Daily Grind
Instead of watching TV, I’ve had it set to all music channels lately. The country channel has this deal where you can e-mail or text in messages and they’ll flash on the screen for 30 seconds or so. Tonight I’ve seen at least four marriage proposals. I suppose it would be somewhat romantic to have a marriage proposal on TV, but not on the music channel, mixed in with illiterate texts from people reporting sports scores and teeny boppers saying hello to friends. Plus, the graphics are terrible. All the pictures of the stars look like the people running the station have a total hate on for country and tried to find the most unflattering picture possible.
So if you have plans to propose to me, please don’t do it on the digital music channels.
Also, I’m already married so there’s that.
Mike actually proposed to me on the refrigerator with magnet poetry. I was so sure it wasn’t real that I wouldn’t even mention it on the phone when he called later in the day. As if several magnet somehow accidentally fell into “Will you marry me?” formation?
I managed to plod through Zumba today before preschool, then came home and had big plans to paper piece some batik on black quilt blocks for Jen’s lotto, but then I remembered that I have no idea how to print from my computer.
Normally I e-mail things to Mike with a nice message like “print.” Sometimes I’ll even add a please. However, his desktop is smoked, so I have to do something with wires and stuff. Sounds too geeky to me.
The saga of his computer is pissing me off.

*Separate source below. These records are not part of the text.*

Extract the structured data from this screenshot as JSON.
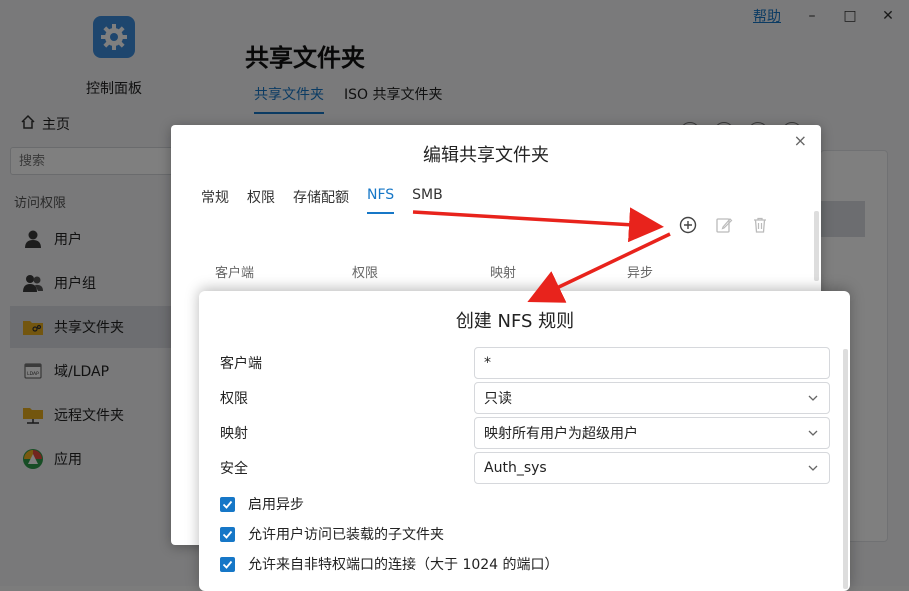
{
  "window": {
    "help_label": "帮助",
    "minimize": "–",
    "maximize": "□",
    "close": "✕"
  },
  "sidebar": {
    "app_title": "控制面板",
    "home_label": "主页",
    "search_placeholder": "搜索",
    "section_label": "访问权限",
    "items": [
      {
        "label": "用户",
        "icon": "user-icon"
      },
      {
        "label": "用户组",
        "icon": "group-icon"
      },
      {
        "label": "共享文件夹",
        "icon": "shared-folder-icon",
        "active": true
      },
      {
        "label": "域/LDAP",
        "icon": "ldap-icon"
      },
      {
        "label": "远程文件夹",
        "icon": "remote-folder-icon"
      },
      {
        "label": "应用",
        "icon": "app-icon"
      }
    ]
  },
  "main": {
    "title": "共享文件夹",
    "tabs": [
      {
        "label": "共享文件夹",
        "active": true
      },
      {
        "label": "ISO 共享文件夹",
        "active": false
      }
    ]
  },
  "edit_dialog": {
    "title": "编辑共享文件夹",
    "close": "×",
    "tabs": [
      {
        "label": "常规",
        "active": false
      },
      {
        "label": "权限",
        "active": false
      },
      {
        "label": "存储配额",
        "active": false
      },
      {
        "label": "NFS",
        "active": true
      },
      {
        "label": "SMB",
        "active": false
      }
    ],
    "columns": [
      "客户端",
      "权限",
      "映射",
      "异步"
    ]
  },
  "nfs_dialog": {
    "title": "创建 NFS 规则",
    "fields": {
      "client_label": "客户端",
      "client_value": "*",
      "permission_label": "权限",
      "permission_value": "只读",
      "mapping_label": "映射",
      "mapping_value": "映射所有用户为超级用户",
      "security_label": "安全",
      "security_value": "Auth_sys"
    },
    "checkboxes": [
      {
        "label": "启用异步",
        "checked": true
      },
      {
        "label": "允许用户访问已装载的子文件夹",
        "checked": true
      },
      {
        "label": "允许来自非特权端口的连接（大于 1024 的端口）",
        "checked": true
      }
    ]
  },
  "colors": {
    "accent": "#1677c7",
    "arrow": "#e8231c"
  }
}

We ordered a new computer from Dell on 11/23. The next day I got three phone calls from Dell. Two were from salesmen wanting to sell me another laptop even though we just bought one in September. The third was from a guy who said our credit card had been declined (which is just nuts) and that we had to cancel our order. Eventually he said we could replace the order by using our Dell account, so I gave the go-ahead on that. He was supposed to e-mail a confirmation e-mail but I never received anything.
I sort of forgot about it, even though the whole thing was really odd.

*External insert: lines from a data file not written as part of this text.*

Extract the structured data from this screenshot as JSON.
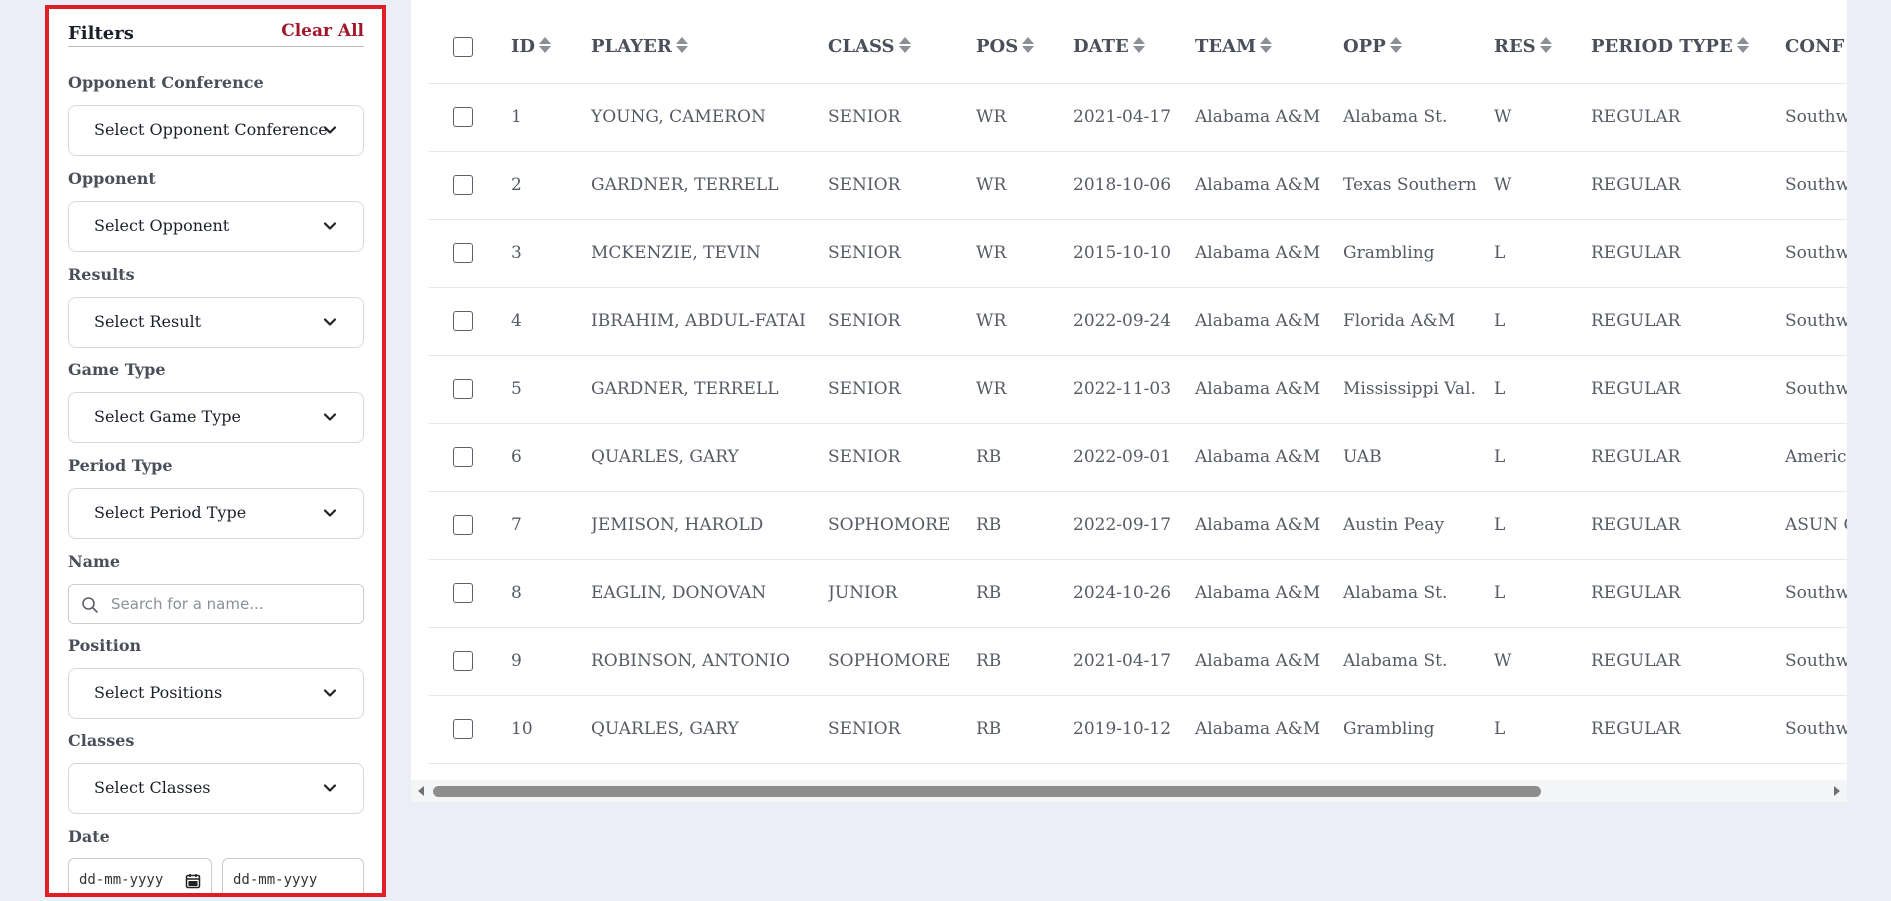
{
  "sidebar": {
    "title": "Filters",
    "clear_all": "Clear All",
    "filters": {
      "opponent_conference": {
        "label": "Opponent Conference",
        "value": "Select Opponent Conference"
      },
      "opponent": {
        "label": "Opponent",
        "value": "Select Opponent"
      },
      "results": {
        "label": "Results",
        "value": "Select Result"
      },
      "game_type": {
        "label": "Game Type",
        "value": "Select Game Type"
      },
      "period_type": {
        "label": "Period Type",
        "value": "Select Period Type"
      },
      "name": {
        "label": "Name",
        "placeholder": "Search for a name..."
      },
      "position": {
        "label": "Position",
        "value": "Select Positions"
      },
      "classes": {
        "label": "Classes",
        "value": "Select Classes"
      },
      "date": {
        "label": "Date",
        "from": "dd-mm-yyyy",
        "to": "dd-mm-yyyy"
      }
    },
    "border_color": "#e01e26",
    "accent_color": "#a0182a"
  },
  "table": {
    "columns": [
      "ID",
      "PLAYER",
      "CLASS",
      "POS",
      "DATE",
      "TEAM",
      "OPP",
      "RES",
      "PERIOD TYPE",
      "CONF"
    ],
    "rows": [
      {
        "id": "1",
        "player": "YOUNG, CAMERON",
        "class": "SENIOR",
        "pos": "WR",
        "date": "2021-04-17",
        "team": "Alabama A&M",
        "opp": "Alabama St.",
        "res": "W",
        "period": "REGULAR",
        "conf": "Southwes"
      },
      {
        "id": "2",
        "player": "GARDNER, TERRELL",
        "class": "SENIOR",
        "pos": "WR",
        "date": "2018-10-06",
        "team": "Alabama A&M",
        "opp": "Texas Southern",
        "res": "W",
        "period": "REGULAR",
        "conf": "Southwes"
      },
      {
        "id": "3",
        "player": "MCKENZIE, TEVIN",
        "class": "SENIOR",
        "pos": "WR",
        "date": "2015-10-10",
        "team": "Alabama A&M",
        "opp": "Grambling",
        "res": "L",
        "period": "REGULAR",
        "conf": "Southwes"
      },
      {
        "id": "4",
        "player": "IBRAHIM, ABDUL-FATAI",
        "class": "SENIOR",
        "pos": "WR",
        "date": "2022-09-24",
        "team": "Alabama A&M",
        "opp": "Florida A&M",
        "res": "L",
        "period": "REGULAR",
        "conf": "Southwes"
      },
      {
        "id": "5",
        "player": "GARDNER, TERRELL",
        "class": "SENIOR",
        "pos": "WR",
        "date": "2022-11-03",
        "team": "Alabama A&M",
        "opp": "Mississippi Val.",
        "res": "L",
        "period": "REGULAR",
        "conf": "Southwes"
      },
      {
        "id": "6",
        "player": "QUARLES, GARY",
        "class": "SENIOR",
        "pos": "RB",
        "date": "2022-09-01",
        "team": "Alabama A&M",
        "opp": "UAB",
        "res": "L",
        "period": "REGULAR",
        "conf": "American"
      },
      {
        "id": "7",
        "player": "JEMISON, HAROLD",
        "class": "SOPHOMORE",
        "pos": "RB",
        "date": "2022-09-17",
        "team": "Alabama A&M",
        "opp": "Austin Peay",
        "res": "L",
        "period": "REGULAR",
        "conf": "ASUN C"
      },
      {
        "id": "8",
        "player": "EAGLIN, DONOVAN",
        "class": "JUNIOR",
        "pos": "RB",
        "date": "2024-10-26",
        "team": "Alabama A&M",
        "opp": "Alabama St.",
        "res": "L",
        "period": "REGULAR",
        "conf": "Southwes"
      },
      {
        "id": "9",
        "player": "ROBINSON, ANTONIO",
        "class": "SOPHOMORE",
        "pos": "RB",
        "date": "2021-04-17",
        "team": "Alabama A&M",
        "opp": "Alabama St.",
        "res": "W",
        "period": "REGULAR",
        "conf": "Southwes"
      },
      {
        "id": "10",
        "player": "QUARLES, GARY",
        "class": "SENIOR",
        "pos": "RB",
        "date": "2019-10-12",
        "team": "Alabama A&M",
        "opp": "Grambling",
        "res": "L",
        "period": "REGULAR",
        "conf": "Southwes"
      }
    ],
    "link_color": "#2d6fd0"
  },
  "scrollbar": {
    "horizontal_position": 0
  },
  "icons": {
    "dropdown": "chevron-down-icon",
    "search": "search-icon",
    "calendar": "calendar-icon",
    "sort": "sort-icon",
    "scroll_left": "arrow-left-icon",
    "scroll_right": "arrow-right-icon"
  }
}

I’ve been thinking of it off and on and wondering where the hell the computer was.
Last night I finally logged into my Dell account and didn’t see anything about the new order–just that the original order was cancelled.
Alarm bells were ringing, so I called Dell and waited on hold for over an hour.
I was finally given an order number and told the computer is in production and will arrive no later than Dec. 15. I’m glad we really had an order number and the whole thing wasn’t an elaborate hoax, but it still seems really odd to me.
I don’t know why Mike wants a desktop anyway. Probably so he has an excuse to sit in the basement. He should have got a laptop so he can sit on the couch and we can touch toes while doing our very important internetty things like updating our FB status and browsing Amazon.com.
Anyone have any good book recommendations? I need a really fun, fast paced book. I mostly read fantasy and crime thrillers, but am open to other genres.
We have Mike’s big work party tomorrow. I have no idea what I’m going to wear. I have a few options, so I guess I’ll put on a fashion show for Erik tomorrow and see what he thinks. Ha. He mainly likes it when I just have my underwear on. Freaky kid.
I’m really glad I don’t have to feel pressure with the clothing this year. Last year I was told it was a formal party and totally freaked. What a total joke. Geek formal is apparently very different from real world formal.
I think I’m going to go to bed early again tonight. I was totally out by 9:30 last night. Crazy! It was the best thing I’ve done for myself in a very long time.
Oh, by the way, this should amuse someone. Today our Advent activity was to go pick out a special ornament at the store for Erik. He LOVED this, but I quickly realized I’d made a big mistake. He picked out a really ugly basketball snow globe. Ugh. He kept saying it was “marvelous,” which totally made the other ladies in the aisle giggle. He is big on Maggie and the Ferocious Beast right now, which is where the word comes from.